Es ging auch ohne Heavy Metal

von Redaktion

Liverpool siegt, ohne Liverpool-Fußball zu zeigen – Der stille Held: Joel Matip aus Bochum

VON SEBASTIAN STIEKEL

Madrid – Am frühen Morgen nach dem Champions-League-Endspiel sangen sie wieder zusammen. Jürgen Klopp, sein Freund Campino von der Rockband „Die Toten Hosen“ und eine Menge Fans des FC Liverpool. Der große Unterschied zu dem mittlerweile berühmten Video von 2018 war nur: Diesmal hielt Klopp dabei die begehrteste Trophäe des Vereinsfußballs in der Hand. Im dritten Anlauf hat der deutsche Trainer zum ersten Mal die Champions League gewonnen. Der 2:0 (1:0)-Finalsieg gegen Tottenham Hotspur war die Krönung einer herausragenden, aber bislang eben noch unvollendeten Entwicklung.

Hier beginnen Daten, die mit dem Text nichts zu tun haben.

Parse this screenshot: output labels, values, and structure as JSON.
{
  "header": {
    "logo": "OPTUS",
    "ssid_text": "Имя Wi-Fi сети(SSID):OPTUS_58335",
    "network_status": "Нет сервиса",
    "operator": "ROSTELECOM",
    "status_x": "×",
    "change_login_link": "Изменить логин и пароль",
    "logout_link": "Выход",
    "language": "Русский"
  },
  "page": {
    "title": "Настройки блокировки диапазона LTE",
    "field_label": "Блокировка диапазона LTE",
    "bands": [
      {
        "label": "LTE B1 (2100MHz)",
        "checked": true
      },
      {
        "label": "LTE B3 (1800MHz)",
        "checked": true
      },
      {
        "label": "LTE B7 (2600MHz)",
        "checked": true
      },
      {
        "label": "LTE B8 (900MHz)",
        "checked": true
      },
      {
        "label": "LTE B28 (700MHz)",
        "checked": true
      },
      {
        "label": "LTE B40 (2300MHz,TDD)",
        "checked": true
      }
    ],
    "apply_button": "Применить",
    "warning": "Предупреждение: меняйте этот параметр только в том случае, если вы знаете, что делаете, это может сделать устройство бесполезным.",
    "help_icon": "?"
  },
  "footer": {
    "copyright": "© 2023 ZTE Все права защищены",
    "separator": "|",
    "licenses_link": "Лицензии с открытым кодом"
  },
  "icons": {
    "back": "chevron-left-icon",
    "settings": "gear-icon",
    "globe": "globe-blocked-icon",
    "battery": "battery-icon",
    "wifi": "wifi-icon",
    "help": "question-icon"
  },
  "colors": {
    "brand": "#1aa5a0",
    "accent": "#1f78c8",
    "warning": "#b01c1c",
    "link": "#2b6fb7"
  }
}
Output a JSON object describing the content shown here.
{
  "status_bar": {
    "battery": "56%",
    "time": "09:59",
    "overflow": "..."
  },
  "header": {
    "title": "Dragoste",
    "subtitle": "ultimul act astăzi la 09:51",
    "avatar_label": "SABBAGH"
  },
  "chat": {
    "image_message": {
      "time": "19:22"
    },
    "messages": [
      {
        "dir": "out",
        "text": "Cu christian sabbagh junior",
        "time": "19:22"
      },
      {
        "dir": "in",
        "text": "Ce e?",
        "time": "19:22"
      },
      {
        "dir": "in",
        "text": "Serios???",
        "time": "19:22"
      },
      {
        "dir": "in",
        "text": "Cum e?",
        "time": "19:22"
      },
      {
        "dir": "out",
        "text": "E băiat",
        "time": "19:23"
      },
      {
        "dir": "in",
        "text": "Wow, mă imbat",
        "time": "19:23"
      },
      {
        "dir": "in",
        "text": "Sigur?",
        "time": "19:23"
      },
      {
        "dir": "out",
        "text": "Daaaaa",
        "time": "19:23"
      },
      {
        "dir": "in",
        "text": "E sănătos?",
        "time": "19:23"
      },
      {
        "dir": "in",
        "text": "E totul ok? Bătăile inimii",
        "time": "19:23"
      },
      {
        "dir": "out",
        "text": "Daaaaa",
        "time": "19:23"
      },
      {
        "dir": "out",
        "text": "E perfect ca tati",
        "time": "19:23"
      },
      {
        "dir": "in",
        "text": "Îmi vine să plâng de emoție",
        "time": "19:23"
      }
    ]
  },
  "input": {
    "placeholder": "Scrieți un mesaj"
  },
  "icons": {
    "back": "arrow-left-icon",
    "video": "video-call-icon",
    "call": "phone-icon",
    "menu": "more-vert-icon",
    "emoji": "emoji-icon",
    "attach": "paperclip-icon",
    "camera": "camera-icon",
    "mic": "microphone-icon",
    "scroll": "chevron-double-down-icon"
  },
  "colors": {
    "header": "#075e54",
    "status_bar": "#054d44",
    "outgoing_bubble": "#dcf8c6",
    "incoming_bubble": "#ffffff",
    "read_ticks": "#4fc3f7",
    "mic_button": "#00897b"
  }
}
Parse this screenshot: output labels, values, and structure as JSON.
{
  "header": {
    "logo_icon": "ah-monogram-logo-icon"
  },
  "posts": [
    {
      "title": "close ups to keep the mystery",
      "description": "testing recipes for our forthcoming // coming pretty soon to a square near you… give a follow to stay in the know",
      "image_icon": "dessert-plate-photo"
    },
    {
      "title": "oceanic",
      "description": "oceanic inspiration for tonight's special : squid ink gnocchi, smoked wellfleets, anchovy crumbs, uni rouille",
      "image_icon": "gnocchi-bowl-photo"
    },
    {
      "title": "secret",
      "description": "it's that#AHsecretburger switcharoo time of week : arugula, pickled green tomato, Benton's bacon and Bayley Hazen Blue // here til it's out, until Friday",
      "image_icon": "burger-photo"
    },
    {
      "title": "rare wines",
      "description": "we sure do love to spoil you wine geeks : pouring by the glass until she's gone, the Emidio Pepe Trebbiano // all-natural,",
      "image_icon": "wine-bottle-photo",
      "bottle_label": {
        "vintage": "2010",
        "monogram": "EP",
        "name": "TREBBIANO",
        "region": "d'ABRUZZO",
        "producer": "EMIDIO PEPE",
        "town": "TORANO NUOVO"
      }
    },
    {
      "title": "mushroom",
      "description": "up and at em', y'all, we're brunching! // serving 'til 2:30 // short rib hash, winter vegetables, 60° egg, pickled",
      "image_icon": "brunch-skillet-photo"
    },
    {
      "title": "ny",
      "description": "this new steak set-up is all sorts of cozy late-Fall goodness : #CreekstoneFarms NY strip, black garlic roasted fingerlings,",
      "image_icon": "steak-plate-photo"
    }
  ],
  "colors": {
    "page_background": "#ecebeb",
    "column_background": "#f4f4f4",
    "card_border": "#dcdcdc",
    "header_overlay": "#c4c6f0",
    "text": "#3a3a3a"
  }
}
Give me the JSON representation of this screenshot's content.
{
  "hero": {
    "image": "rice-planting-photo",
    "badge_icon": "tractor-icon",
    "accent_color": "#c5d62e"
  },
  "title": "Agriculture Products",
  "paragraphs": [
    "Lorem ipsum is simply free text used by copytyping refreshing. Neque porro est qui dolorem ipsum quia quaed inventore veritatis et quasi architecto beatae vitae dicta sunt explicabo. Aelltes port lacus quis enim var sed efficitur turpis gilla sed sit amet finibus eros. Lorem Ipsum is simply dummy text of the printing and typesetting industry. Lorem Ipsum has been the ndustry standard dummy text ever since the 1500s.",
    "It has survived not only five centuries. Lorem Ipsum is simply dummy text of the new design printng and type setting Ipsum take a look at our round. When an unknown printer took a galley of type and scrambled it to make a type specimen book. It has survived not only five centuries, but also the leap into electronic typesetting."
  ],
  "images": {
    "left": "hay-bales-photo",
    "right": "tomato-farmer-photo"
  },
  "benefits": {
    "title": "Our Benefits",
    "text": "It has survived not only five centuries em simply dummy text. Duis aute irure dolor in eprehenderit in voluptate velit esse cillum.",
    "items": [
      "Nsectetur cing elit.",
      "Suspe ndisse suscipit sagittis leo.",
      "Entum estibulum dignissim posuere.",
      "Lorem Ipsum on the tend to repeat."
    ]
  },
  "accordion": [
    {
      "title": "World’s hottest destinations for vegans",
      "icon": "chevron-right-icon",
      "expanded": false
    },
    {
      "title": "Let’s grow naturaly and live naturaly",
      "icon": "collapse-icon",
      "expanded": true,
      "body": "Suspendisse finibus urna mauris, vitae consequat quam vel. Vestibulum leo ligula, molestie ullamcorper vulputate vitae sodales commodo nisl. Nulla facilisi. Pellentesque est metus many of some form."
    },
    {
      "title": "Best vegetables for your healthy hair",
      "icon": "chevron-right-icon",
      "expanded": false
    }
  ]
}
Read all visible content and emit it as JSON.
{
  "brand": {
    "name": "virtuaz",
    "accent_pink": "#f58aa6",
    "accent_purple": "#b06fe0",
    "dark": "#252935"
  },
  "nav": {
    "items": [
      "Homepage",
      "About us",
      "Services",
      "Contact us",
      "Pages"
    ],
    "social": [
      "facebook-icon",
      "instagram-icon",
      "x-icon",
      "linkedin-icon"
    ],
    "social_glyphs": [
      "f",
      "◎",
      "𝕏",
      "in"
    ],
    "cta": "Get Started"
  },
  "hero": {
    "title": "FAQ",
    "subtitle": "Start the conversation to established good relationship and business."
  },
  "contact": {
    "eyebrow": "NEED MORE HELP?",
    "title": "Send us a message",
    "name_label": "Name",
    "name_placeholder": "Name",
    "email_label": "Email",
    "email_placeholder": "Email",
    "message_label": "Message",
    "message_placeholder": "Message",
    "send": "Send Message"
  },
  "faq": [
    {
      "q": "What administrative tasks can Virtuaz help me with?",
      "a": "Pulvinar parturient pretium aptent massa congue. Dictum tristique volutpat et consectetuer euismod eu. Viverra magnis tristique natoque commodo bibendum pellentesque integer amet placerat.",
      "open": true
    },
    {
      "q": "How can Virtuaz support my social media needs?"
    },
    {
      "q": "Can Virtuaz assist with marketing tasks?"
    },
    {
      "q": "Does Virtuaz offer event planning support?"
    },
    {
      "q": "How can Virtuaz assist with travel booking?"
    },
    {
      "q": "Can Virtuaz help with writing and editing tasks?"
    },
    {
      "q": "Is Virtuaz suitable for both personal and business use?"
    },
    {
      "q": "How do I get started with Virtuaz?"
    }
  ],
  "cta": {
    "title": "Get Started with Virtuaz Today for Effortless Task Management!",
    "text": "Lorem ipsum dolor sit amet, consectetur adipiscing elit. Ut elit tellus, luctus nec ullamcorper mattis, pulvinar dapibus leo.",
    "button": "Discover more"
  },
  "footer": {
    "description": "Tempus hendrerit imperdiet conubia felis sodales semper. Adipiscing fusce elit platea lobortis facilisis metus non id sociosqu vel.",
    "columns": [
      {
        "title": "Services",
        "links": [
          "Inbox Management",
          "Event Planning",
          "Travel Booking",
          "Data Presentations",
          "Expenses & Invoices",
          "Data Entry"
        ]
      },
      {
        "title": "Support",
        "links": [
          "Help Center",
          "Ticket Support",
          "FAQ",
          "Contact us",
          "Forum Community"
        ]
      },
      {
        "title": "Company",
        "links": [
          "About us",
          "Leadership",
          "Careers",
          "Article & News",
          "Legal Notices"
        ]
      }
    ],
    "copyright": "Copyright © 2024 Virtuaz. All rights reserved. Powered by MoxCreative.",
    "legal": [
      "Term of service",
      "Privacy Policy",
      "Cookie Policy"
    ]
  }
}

Zwei vergleichbare Endspiele hatte der FC Liverpool zuvor verloren. Nach dem 1:3 gegen Real Madrid vor einem Jahr war das erste, von Trotz geprägte Video mit Campino überhaupt entstanden. Auch in der englischen Meisterschaft wurden die Reds mit unglaublichen 97 Punkten zuletzt nur Zweiter hinter Manchester City. Jetzt ist der lang ersehnte Titel endlich da. „Ich denke, wir haben das mehr verdient als jedes andere Team“, meinte Trent Alexander-Arnold.

Es prasselte viel Lob auf Trainer Jürgen Klopp, der auch noch den fairen Sportsmann gab („Ich weiß vielleicht besser als jeder andere, wie Tottenham sich jetzt fühlt“) und den unterlegenen Gegner tröstete. Fachlich ist er sowieso höchst anerkannt dafür, wie er Spieler wie Mo Salah und Virgil van Dijk weiterenwickelt und Verpflichtungen wie die von Torhüter Alisson durchsetzt. Doch nicht nur durch Klopp hatte Liverpools Triumph einen deutschen Anstrich. Es stand mit Joel Matip ja auch noch ein deutscher Spieler auf dem Platz. Ein Bochumer Junge.

Zum besten Spieler des Finals wurde Matips Nebenmann in der Innenverteidigung, Virgil van Dijk, erklärt. Und die Jubelbilder aus der Kabine des FC Liverpool stellten auch die anderen Kollegen ins Internet. Das Auffälligste an Matip ist, dass er fast nie auffällt – selbst wenn er wie bei diesem viel umjubelten 2:0-Sieg gegen Tottenham Hotspur einer der wichtigsten Spieler auf dem Platz war.

„Ich war gar nicht so zufrieden mit meiner Leistung. Aber das ist mir heute egal“, sagte er. „Das ist einfach ein geiler Moment. Darauf haben wir ein Jahr hingearbeitet.“

Dass der FC Liverpool schon nach weniger als zwei Minuten in Führung ging, veränderte das gesamte Drehbuch dieses Finals. Eine Hochgeschwindigkeits-Mannschaft, die sonst im „Heavy-Metal“-Stil über ihre Gegner herfällt, ließ die Spurs auf einmal kommen. Und das ging nur deshalb relativ mühelos gut, weil die Innenverteidiger Matip und van Dijk Tottenhams Stürmerstar Harry Kane aus dem Spiel nahmen und gerade der frühere Bundesliga-Profi des FC Schalke 04 auch noch im Spielaufbau mehrere kluge und entlastende Pässe spielte.

Liverpools Trainer Jürgen Klopp hatte schon nach dem epischen 4:0-Halbfinal-Sieg gegen den FC Barcelona gesagt: „Was hat denn Joel Matip bitte heute gespielt? Das hat richtig Spaß gemacht.“ Der 27-Jährige hat in der Abwehr der Reds den kroatischen Vize-Weltmeister Dejan Lovren verdrängt. Seinen bis 2020 laufenden Vertrag will der Verein deshalb vorzeitig verlängern.

Dass Matip in Liverpool meist nur am Rande wahrgenommen wird, hat nicht nur etwas mit seinem eher zurückhaltenden Wesen zu tun. Anders als van Dijk oder der von RB Leipzig gekommene Naby Keita (fehlte wegen Leistenverletzung) hat er keine Ablösesumme jenseits der 50 Millionen Euro gekostet. Für den Sohn einer deutschen Mutter und eines kamerunischen Vaters zahlte der LFC sogar keinen Cent, als ihn Klopp 2016 als einen seiner ersten Transfers ablösefrei vom FC Schalke 04 holte.